After proceeding about half a mile along the lane, which was only just wide enough to allow vehicles to pass each other, they overtook an elderly woman in a red cloak most picturesquely perched between two panniers on a donkey’s back. Such an arrangement being a novelty to Walter, he was proceeding to inquire of what use the panniers were, when Lewis’s quick sense of hearing caught a sound which caused him to rein in his horse and, enjoining silence, pause to listen. His ears had not deceived him. Owing to the frosty weather the road was particularly hard, the ruts also had been lately mended with coarse gravel, and as he listened the sound of horses’ feet galloping, and the rattle of a carriage proceeding at unusual speed, became distinctly audible in the lane behind them. The vehicle was evidently rapidly approaching. The lane being in this part extremely narrow, Lewis’s first thought was for Walter’s safety. Seizing the pony’s rein, he set spurs to his horse, and they cantered on a short distance till they reached a gateway leading into a field. The gate was fortunately open, and desiring Walter to ride into the field and wait till he joined him, he turned his horse’s head and began, to retrace his steps. As soon as he had passed an old oak-tree which stood at a corner of the road and prevented any one from seeing beyond it, he perceived the cause of the sounds which had reached him, and which he had already but too correctly divined.

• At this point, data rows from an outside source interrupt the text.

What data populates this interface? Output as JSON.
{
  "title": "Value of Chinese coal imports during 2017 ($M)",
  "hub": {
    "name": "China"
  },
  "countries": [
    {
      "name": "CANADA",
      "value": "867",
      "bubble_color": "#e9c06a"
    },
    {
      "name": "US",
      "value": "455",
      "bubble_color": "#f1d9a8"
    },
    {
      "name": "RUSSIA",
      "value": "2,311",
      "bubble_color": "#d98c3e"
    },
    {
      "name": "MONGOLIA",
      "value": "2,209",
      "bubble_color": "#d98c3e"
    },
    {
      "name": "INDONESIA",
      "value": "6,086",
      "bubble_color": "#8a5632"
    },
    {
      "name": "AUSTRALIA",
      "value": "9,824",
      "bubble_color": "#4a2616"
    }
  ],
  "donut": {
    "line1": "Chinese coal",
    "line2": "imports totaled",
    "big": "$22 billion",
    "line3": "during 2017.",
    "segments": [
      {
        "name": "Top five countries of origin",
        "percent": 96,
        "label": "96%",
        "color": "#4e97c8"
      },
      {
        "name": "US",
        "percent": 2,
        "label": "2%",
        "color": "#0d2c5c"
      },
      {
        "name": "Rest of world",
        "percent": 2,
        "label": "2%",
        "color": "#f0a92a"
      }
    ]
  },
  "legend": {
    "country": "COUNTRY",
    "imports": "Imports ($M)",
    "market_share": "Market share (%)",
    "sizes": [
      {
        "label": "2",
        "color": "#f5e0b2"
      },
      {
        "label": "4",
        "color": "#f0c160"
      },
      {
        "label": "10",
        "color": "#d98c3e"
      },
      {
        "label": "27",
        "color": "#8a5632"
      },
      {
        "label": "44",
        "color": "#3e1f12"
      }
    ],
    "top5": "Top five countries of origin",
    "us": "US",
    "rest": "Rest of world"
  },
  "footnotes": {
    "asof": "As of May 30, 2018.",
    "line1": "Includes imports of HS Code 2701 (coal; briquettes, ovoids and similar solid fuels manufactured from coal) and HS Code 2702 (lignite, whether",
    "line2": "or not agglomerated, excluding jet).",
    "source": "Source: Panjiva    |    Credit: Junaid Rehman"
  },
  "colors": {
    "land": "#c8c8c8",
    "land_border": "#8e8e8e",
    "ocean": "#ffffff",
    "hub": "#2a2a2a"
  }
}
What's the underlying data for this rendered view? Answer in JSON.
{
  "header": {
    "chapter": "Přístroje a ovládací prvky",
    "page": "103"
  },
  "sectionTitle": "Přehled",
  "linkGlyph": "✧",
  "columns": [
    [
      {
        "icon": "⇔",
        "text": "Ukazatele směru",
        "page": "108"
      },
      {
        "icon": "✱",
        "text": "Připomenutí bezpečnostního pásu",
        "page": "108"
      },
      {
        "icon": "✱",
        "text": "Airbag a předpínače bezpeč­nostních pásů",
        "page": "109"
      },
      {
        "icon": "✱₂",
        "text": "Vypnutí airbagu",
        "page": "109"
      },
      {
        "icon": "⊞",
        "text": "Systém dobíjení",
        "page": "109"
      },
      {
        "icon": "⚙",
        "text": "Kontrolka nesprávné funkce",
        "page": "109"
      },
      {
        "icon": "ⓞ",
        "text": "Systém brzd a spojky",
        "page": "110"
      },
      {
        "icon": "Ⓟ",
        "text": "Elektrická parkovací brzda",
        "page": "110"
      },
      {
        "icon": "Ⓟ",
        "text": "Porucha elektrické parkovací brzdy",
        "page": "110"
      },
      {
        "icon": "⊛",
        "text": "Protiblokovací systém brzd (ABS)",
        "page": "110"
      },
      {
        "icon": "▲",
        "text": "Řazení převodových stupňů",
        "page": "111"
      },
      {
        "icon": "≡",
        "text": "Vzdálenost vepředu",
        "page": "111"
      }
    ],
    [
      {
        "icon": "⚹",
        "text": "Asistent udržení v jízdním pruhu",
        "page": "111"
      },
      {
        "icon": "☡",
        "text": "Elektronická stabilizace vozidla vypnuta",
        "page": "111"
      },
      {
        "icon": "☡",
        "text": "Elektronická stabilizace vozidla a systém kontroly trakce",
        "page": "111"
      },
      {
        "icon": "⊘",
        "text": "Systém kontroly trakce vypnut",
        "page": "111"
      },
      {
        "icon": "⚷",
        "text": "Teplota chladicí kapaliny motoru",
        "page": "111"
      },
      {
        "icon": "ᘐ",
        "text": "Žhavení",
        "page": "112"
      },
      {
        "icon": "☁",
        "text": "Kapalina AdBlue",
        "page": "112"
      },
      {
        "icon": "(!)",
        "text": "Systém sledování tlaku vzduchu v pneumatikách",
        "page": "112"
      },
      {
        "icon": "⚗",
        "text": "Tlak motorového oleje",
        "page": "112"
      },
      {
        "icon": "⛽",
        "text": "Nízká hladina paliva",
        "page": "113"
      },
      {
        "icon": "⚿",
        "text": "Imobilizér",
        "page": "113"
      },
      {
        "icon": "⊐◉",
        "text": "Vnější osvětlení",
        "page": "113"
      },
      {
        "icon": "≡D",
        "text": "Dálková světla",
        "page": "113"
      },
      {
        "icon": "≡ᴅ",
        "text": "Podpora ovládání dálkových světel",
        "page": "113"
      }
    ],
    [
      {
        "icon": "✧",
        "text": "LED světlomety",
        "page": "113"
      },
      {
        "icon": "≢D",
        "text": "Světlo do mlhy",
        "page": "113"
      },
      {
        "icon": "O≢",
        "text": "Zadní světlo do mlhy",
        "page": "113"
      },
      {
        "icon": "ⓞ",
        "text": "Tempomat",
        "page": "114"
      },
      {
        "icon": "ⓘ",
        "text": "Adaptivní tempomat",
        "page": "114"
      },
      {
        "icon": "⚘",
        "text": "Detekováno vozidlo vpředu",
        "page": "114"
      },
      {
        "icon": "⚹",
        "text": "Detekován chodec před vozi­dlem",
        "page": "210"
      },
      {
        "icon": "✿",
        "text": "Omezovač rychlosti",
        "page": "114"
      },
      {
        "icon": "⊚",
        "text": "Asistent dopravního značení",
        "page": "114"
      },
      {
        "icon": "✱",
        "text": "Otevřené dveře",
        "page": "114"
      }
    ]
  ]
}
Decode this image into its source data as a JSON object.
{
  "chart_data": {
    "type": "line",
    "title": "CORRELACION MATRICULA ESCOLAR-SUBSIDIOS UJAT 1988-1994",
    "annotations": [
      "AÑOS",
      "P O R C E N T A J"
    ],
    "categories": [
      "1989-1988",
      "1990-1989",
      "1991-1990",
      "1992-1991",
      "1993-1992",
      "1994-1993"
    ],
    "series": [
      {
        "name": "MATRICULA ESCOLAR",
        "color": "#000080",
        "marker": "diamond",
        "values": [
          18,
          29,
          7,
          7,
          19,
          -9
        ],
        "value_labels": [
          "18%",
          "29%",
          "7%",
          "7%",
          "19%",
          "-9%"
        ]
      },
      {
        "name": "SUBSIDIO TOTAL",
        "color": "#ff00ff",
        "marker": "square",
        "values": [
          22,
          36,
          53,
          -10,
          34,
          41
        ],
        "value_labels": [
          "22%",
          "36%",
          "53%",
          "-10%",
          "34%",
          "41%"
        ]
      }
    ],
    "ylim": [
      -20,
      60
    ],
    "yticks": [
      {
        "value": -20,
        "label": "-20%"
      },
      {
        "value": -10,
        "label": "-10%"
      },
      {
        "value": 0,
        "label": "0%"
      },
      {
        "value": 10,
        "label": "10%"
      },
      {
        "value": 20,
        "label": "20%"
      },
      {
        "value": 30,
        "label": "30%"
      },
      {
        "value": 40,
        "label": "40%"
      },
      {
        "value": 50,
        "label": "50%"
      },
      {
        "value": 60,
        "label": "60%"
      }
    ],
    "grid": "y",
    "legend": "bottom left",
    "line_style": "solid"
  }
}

At about a hundred yards from the spot where he was stationed appeared a phaeton drawn by a pair of magnificent iron-grey horses, which Lewis had no difficulty in recognising. From the furious pace at which they were advancing, it was evident that their driver had lost all control over them; while about half-way between Lewis and the equipage in question were the donkey and panniers, with the old woman in the red cloak before alluded to. The gentleman driving the phaeton shouted to her to get out of the way, and Lewis made signs as to which side of the road she had better take; but she appeared either paralysed with fear or unable to guide her donkey; and ere she was able to comply with, or probably to comprehend these directions, the infuriated horses had overtaken her, and dashing against her, flung her, donkey, panniers and all, to the ground with a shock like that of a battering-ram. At the same instant Lewis, availing himself of the temporary check, rode forward, and springing from his saddle, seized the heads of the phaeton horses, and with much difficulty, and no inconsiderable personal risk, succeeded in stopping them.